The Government Accountability Office (GAO) has published for Congress a 46-page evaluation of options for a clean water trust fund to secure $10 billion annually over the next decade for improvements in wastewater infrastructure.
U.S. House of Representatives Jim Oberstar (D-MN), Eddie Bernice Johnson (D-TX) and Earl Blumenauer (D-OR) requested the report to gain support for the tax, according to a CropLife America press release.
Jay Vroom, CropLife America’s president and CEO, notes that a key option is the levying of excise taxes on certain products — including pesticides and fertilizer.
According to CropLife America’s press release, the report indicates less than half of those surveyed for the report viewed fertilizer and pesticide use as highly connected to wastewater infrastructure use and, by inference, system deterioration.
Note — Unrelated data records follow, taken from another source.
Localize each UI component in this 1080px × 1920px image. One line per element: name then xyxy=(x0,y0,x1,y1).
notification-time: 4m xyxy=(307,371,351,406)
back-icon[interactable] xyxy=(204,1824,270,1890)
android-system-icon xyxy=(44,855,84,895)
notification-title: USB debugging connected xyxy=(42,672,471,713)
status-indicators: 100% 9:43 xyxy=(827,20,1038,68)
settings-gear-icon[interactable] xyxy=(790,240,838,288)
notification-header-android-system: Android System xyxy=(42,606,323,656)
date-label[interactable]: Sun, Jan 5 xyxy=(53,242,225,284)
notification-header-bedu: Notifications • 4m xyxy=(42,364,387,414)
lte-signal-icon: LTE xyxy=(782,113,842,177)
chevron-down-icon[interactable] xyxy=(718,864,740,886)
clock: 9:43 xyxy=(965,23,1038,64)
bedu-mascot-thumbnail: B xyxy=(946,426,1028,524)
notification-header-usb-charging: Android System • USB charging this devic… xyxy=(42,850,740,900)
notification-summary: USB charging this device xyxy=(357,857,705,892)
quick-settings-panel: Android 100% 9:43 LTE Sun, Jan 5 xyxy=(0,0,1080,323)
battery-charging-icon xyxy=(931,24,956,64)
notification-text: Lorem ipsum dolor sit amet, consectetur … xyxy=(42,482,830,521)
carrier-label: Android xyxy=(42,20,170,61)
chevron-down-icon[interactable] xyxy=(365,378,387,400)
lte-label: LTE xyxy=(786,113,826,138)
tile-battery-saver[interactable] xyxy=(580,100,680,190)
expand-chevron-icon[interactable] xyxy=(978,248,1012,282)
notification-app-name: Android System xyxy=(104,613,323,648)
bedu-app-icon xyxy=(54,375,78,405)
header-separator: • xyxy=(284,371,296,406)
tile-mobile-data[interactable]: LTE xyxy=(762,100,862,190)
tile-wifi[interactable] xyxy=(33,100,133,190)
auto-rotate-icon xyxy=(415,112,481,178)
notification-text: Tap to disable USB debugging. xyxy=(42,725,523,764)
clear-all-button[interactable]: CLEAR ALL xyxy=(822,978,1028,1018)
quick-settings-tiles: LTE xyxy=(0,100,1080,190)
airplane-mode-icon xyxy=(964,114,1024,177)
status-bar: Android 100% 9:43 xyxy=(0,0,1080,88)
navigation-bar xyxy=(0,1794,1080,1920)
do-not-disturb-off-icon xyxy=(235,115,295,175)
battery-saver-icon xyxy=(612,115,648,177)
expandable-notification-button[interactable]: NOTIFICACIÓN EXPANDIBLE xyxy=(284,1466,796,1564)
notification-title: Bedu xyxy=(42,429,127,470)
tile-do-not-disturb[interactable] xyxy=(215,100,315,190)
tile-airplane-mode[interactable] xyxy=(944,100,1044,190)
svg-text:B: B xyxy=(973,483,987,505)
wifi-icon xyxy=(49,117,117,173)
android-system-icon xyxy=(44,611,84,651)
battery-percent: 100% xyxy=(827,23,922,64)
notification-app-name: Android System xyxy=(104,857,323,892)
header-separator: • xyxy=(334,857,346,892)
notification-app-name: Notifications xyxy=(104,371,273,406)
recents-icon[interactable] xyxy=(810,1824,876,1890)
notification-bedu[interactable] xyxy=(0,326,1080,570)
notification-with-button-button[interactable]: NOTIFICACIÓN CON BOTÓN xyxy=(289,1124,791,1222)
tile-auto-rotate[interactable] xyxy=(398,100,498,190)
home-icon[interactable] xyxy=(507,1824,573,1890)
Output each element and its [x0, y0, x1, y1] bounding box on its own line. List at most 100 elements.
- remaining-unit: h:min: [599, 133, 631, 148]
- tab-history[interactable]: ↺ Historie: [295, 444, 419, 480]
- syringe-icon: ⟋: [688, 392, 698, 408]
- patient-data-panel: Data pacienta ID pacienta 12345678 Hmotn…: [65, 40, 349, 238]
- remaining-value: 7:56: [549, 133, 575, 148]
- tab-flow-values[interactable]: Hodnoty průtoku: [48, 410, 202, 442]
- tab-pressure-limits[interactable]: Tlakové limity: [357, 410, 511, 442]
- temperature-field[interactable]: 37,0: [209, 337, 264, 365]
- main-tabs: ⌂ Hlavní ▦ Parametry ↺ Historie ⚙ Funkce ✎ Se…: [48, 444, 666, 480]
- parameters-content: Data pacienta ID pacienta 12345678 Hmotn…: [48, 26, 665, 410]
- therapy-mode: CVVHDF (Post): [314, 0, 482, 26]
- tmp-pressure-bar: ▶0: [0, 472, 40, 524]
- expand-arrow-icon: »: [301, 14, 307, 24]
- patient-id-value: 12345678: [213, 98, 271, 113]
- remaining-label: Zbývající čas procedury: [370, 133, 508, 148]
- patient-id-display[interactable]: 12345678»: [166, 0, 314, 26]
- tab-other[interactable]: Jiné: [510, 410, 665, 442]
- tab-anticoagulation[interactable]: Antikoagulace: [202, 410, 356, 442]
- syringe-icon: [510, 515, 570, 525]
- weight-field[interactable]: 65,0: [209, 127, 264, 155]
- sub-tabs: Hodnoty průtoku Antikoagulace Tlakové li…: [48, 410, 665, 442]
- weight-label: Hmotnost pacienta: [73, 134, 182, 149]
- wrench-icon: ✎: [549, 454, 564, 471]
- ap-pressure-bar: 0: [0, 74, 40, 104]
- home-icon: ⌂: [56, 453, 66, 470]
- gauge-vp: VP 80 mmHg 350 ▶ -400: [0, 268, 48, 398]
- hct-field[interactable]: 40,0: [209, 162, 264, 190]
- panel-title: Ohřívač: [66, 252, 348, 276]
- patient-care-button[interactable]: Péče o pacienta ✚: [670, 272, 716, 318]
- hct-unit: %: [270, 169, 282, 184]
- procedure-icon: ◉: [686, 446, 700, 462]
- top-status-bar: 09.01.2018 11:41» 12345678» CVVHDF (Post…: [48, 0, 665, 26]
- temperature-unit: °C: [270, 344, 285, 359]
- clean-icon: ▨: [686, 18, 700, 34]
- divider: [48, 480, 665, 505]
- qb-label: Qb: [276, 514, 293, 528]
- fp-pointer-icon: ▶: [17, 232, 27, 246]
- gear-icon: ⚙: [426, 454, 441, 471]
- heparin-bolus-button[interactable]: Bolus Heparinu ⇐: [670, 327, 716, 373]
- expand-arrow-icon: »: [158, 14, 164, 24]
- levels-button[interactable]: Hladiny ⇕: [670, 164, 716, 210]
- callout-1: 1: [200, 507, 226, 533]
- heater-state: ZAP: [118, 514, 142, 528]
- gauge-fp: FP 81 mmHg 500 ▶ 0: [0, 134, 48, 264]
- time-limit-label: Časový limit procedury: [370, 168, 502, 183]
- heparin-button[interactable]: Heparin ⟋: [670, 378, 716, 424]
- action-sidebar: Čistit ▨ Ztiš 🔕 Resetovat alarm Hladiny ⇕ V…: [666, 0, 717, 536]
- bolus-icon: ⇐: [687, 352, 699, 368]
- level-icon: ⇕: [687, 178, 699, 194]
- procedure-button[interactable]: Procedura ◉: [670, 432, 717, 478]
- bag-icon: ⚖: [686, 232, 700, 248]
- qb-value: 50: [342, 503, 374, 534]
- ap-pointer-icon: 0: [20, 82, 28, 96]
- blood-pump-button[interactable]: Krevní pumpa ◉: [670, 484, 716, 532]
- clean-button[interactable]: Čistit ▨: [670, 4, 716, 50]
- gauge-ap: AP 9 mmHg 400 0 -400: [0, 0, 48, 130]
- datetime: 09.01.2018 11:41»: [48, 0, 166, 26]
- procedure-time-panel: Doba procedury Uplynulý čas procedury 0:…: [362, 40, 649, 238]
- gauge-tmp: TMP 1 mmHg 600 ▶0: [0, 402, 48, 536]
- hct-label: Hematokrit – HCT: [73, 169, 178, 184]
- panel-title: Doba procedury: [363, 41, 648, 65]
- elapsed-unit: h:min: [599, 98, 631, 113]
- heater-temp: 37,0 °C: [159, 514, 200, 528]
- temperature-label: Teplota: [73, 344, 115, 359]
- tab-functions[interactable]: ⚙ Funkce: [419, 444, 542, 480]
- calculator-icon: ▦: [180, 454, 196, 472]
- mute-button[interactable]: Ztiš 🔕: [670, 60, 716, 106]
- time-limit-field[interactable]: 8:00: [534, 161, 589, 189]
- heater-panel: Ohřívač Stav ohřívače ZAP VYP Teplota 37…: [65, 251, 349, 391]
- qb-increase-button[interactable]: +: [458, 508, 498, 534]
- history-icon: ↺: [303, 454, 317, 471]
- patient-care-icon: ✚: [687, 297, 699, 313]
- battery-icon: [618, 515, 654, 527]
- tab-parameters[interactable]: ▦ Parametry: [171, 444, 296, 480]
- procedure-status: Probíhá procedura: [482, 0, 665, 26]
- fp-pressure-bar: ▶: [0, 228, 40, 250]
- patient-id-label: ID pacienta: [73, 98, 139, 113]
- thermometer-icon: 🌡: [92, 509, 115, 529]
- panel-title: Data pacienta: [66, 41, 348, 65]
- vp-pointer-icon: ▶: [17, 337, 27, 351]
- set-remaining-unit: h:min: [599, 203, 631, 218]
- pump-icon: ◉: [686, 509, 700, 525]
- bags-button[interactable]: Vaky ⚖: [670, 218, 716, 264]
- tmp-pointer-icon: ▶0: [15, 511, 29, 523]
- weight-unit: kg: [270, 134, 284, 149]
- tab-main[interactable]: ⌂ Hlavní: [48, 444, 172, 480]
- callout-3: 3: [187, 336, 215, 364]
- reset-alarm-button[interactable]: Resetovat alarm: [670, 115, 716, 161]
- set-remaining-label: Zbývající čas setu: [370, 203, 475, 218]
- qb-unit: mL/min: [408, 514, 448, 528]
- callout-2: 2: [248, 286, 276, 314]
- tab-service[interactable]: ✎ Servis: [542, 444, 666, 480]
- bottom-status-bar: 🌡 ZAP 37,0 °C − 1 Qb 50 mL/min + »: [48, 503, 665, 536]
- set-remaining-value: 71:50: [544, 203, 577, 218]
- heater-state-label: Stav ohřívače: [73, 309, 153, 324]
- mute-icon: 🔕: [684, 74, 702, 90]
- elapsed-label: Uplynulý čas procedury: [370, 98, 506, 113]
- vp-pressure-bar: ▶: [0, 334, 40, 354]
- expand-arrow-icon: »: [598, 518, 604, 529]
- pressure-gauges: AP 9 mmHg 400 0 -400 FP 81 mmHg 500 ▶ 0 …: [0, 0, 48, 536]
In its report, GAO briefly summarized CropLife America’s reasons for opposition as, “It is unlikely that fertilizers and pesticides applied on agricultural land would enter a municipality’s wastewater infrastructure system, and it would not be fair to tax these products in order to fund this infrastructure.”
CropLife America notes the GAO didn’t include the association’s argument that it would be inappropriate for a “clean water” excise tax to be applied to a process like agricultural storm-water runoff that is explicitly exempted from regulation by the Clean Water Act.